Jonathan Small and Jonathan Ingram recently examined the question of whether the state can withstand any form of Medicaid expansion in an Oklahoma Council of Public Affairs study. They found states will inevitably find the situation impossible to maintain without spending cuts, incurring massive debt, or tax hikes. Small and Ingram say Oklahoma’s share of Medicaid costs already swelled to $2.1 billion by the end of 2015, a 553 percent increase over the state’s share in 1995. Further spending increases are sure to push the state’s budget well beyond its limits.
The proposed $1.50-per-pack cigarette tax increase would also have many negative consequences. Tobacco taxes are an unreliable and have been proven to be a shrinking tax revenue stream. Using them to pay for a Medicaid program that is increasing in costs will likely create budget problems in the future. According to recent data from the U.S. Census Bureau, state revenue from tobacco product sales taxes decreased in 2013 by 0.9 percent, to $17 billion. In 2012, revenue dropped by 0.5 percent. The National Taxpayers Union Foundation found tobacco tax collections failed to meet initial revenue targets in 72 out of 101 recent tax increases.

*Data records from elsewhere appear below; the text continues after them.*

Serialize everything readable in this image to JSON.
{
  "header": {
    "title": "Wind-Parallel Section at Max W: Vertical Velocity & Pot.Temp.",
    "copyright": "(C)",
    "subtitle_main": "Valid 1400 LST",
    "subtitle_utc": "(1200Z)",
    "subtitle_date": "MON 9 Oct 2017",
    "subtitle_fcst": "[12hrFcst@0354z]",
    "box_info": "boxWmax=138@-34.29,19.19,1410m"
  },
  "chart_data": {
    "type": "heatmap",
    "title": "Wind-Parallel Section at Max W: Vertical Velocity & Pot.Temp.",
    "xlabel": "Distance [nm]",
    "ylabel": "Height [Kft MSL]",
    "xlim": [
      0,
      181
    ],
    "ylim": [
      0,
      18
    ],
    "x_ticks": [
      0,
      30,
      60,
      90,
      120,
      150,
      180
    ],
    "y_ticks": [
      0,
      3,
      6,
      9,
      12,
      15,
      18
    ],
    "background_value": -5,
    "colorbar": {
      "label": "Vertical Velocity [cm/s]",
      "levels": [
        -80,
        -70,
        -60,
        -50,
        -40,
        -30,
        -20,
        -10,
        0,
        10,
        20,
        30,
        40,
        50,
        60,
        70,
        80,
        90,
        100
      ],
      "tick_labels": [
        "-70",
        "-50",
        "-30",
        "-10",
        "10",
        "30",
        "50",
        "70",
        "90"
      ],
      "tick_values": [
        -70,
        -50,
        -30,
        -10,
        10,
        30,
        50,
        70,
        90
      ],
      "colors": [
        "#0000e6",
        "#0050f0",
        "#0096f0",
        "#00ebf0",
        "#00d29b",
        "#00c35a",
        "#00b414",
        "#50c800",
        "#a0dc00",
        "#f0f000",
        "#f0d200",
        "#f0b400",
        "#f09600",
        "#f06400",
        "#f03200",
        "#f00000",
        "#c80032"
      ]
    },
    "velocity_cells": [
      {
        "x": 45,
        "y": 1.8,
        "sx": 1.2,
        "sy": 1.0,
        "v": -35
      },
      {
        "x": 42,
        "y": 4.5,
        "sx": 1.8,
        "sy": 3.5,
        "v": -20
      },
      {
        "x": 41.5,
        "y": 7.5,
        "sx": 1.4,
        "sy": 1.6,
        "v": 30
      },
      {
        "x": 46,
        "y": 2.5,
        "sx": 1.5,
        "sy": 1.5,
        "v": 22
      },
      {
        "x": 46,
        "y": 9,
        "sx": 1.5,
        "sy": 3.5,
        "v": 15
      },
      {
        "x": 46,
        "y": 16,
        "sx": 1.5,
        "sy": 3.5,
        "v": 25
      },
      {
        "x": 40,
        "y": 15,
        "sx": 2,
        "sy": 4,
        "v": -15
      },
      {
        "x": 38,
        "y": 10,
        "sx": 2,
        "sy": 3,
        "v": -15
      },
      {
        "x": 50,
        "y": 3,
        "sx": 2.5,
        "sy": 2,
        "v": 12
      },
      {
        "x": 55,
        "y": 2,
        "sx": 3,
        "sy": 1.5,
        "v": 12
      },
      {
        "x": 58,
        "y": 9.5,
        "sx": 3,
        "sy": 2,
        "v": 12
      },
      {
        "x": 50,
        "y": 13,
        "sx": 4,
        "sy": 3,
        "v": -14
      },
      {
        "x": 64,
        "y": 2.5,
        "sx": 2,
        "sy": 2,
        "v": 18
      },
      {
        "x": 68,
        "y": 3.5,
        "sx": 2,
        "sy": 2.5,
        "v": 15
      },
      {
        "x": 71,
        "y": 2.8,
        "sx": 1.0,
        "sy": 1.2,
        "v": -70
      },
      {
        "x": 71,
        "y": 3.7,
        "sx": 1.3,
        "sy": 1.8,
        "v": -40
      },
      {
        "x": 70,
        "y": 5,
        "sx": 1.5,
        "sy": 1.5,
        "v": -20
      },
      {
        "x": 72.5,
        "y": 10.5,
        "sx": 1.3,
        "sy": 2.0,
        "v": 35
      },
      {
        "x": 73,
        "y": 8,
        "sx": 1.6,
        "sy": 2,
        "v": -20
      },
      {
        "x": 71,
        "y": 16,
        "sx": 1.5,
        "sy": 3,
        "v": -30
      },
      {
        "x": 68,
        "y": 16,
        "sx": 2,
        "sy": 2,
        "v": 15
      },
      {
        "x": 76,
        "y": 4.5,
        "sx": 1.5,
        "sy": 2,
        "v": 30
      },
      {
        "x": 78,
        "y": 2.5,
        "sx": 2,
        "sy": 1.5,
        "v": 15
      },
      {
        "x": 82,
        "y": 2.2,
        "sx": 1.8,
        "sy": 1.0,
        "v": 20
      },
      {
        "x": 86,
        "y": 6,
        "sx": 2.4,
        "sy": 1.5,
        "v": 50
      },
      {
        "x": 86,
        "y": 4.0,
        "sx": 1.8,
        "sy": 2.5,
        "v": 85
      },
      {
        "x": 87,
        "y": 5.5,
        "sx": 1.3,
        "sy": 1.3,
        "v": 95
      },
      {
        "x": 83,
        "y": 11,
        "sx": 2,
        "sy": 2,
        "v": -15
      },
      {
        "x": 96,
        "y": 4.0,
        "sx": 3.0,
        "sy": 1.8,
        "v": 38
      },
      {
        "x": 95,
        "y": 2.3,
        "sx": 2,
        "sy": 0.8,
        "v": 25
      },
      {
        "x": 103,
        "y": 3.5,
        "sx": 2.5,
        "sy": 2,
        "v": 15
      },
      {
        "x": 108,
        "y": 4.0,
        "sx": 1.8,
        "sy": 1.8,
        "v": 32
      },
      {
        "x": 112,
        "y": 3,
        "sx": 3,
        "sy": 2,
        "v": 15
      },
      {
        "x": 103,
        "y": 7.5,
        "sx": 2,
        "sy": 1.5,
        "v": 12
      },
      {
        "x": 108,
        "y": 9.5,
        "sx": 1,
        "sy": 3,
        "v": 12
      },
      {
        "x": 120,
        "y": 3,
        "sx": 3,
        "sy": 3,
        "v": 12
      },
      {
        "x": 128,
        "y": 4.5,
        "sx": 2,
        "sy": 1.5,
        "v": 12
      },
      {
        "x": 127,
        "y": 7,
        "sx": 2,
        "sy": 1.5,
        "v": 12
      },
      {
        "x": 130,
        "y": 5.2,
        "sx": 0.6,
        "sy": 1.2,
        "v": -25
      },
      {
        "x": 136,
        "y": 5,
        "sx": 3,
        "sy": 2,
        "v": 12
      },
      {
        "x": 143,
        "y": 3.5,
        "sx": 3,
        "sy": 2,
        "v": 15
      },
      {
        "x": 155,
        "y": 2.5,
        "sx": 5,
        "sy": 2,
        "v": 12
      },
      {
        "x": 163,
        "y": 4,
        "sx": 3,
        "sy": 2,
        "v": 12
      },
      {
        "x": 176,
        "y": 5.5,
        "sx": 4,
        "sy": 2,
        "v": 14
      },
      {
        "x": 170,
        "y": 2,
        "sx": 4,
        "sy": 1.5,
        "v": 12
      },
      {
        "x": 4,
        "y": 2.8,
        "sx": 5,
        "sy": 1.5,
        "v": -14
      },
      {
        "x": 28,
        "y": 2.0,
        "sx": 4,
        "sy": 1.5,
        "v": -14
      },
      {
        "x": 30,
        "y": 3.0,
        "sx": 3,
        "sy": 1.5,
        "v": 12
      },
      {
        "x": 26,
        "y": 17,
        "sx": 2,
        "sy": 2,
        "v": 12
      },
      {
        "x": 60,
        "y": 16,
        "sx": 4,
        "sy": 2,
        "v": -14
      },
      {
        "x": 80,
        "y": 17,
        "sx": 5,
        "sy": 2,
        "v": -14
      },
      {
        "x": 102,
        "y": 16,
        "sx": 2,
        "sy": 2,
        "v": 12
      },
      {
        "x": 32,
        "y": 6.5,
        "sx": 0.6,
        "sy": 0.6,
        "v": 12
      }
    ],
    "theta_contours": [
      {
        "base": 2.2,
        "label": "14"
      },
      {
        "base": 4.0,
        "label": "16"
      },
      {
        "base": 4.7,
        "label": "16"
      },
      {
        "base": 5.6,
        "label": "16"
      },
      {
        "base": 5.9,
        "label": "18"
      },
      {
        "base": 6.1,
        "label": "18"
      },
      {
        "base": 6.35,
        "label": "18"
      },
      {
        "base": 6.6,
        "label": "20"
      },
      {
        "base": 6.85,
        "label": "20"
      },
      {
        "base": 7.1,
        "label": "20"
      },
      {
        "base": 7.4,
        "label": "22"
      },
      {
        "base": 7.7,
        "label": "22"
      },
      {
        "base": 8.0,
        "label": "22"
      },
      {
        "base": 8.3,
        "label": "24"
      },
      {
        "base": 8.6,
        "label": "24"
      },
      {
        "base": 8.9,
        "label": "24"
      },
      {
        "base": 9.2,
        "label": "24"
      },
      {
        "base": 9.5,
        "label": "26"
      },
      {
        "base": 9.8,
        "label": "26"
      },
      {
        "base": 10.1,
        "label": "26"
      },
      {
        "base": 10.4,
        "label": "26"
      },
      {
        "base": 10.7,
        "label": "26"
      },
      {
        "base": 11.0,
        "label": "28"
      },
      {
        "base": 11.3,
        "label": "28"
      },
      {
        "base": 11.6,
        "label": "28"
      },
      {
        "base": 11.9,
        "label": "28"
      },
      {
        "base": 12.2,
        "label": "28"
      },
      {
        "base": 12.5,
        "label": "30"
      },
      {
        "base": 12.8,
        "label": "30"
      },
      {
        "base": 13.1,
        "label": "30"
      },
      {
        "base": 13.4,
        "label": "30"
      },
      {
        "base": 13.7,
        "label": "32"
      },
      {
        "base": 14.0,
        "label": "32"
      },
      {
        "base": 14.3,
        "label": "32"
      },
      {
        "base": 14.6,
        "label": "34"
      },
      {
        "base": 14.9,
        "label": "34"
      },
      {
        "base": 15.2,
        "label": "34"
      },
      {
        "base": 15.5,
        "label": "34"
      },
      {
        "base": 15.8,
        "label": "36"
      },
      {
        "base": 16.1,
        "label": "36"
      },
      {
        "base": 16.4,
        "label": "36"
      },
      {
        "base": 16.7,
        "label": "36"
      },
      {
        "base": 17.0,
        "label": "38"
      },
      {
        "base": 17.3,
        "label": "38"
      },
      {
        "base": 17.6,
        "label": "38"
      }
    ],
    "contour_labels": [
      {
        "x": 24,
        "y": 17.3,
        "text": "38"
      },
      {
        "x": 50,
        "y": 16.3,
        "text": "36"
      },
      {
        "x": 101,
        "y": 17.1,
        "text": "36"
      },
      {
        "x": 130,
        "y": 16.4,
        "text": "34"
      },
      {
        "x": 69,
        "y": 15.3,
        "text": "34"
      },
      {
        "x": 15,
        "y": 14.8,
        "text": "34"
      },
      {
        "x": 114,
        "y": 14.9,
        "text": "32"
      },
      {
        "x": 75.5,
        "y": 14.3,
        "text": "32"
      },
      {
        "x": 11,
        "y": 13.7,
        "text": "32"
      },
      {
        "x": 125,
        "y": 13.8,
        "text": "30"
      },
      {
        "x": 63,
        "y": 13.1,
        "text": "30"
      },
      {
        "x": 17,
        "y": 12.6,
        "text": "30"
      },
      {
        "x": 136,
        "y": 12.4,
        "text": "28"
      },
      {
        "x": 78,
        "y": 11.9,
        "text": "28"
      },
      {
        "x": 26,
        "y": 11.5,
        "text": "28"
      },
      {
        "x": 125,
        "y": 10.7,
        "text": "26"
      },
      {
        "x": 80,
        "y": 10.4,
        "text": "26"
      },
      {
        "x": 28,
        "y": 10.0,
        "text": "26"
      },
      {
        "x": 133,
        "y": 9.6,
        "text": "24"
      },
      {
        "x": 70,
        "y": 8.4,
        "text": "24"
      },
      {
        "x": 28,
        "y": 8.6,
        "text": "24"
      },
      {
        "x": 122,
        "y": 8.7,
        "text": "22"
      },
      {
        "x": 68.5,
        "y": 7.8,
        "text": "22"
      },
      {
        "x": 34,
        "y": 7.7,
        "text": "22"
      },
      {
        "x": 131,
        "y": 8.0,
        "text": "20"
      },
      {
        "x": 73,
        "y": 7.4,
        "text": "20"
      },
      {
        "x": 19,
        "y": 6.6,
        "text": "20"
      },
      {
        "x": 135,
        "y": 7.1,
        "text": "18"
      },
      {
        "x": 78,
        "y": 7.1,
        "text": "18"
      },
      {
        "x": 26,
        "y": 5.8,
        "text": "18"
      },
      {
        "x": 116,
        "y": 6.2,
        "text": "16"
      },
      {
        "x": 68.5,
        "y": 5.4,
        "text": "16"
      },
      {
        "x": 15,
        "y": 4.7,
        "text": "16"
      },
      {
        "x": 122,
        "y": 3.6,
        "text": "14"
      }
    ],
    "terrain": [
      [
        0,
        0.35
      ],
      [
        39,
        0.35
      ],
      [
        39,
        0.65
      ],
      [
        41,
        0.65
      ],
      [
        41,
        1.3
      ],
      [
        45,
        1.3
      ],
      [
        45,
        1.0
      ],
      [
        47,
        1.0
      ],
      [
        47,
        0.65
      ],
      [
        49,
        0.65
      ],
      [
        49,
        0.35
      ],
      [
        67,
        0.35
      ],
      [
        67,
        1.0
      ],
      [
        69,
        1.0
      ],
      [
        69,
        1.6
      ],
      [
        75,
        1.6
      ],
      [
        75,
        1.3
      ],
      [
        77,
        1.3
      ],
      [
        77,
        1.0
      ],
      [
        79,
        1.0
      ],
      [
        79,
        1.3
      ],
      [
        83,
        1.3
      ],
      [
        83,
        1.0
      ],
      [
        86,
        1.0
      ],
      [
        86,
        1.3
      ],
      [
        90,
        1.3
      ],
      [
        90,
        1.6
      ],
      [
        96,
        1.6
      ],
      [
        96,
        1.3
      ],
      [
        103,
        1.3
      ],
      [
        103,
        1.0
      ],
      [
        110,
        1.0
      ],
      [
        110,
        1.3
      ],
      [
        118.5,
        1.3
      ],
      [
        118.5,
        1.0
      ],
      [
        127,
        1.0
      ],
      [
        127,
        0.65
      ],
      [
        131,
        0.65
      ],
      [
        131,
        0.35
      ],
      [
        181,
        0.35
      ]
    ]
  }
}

After Indiana and Pennsylvania moved to expand their Medicaid programs under the false promise of offering a “free-market alternative” to “Obamacare,” some Republican governors have started to reconsider their opposition to Medicaid expansion. But the so-called “private option” plans are merely machinations concocted by Medicaid expansion supporters to give conservative legislators political cover for expansion. This is done so that politicians on both sides of the aisle can grab what they incorrectly claim is “free money” from the federal government.
The Medicaid Rebalancing Act faces several hurdles, including federal approval for the expansion and a three-fourths vote for the tobacco tax increase, but it is important to recognize the real problems expansion create. Medicaid expansion should be opposed whenever it is considered—and under any form.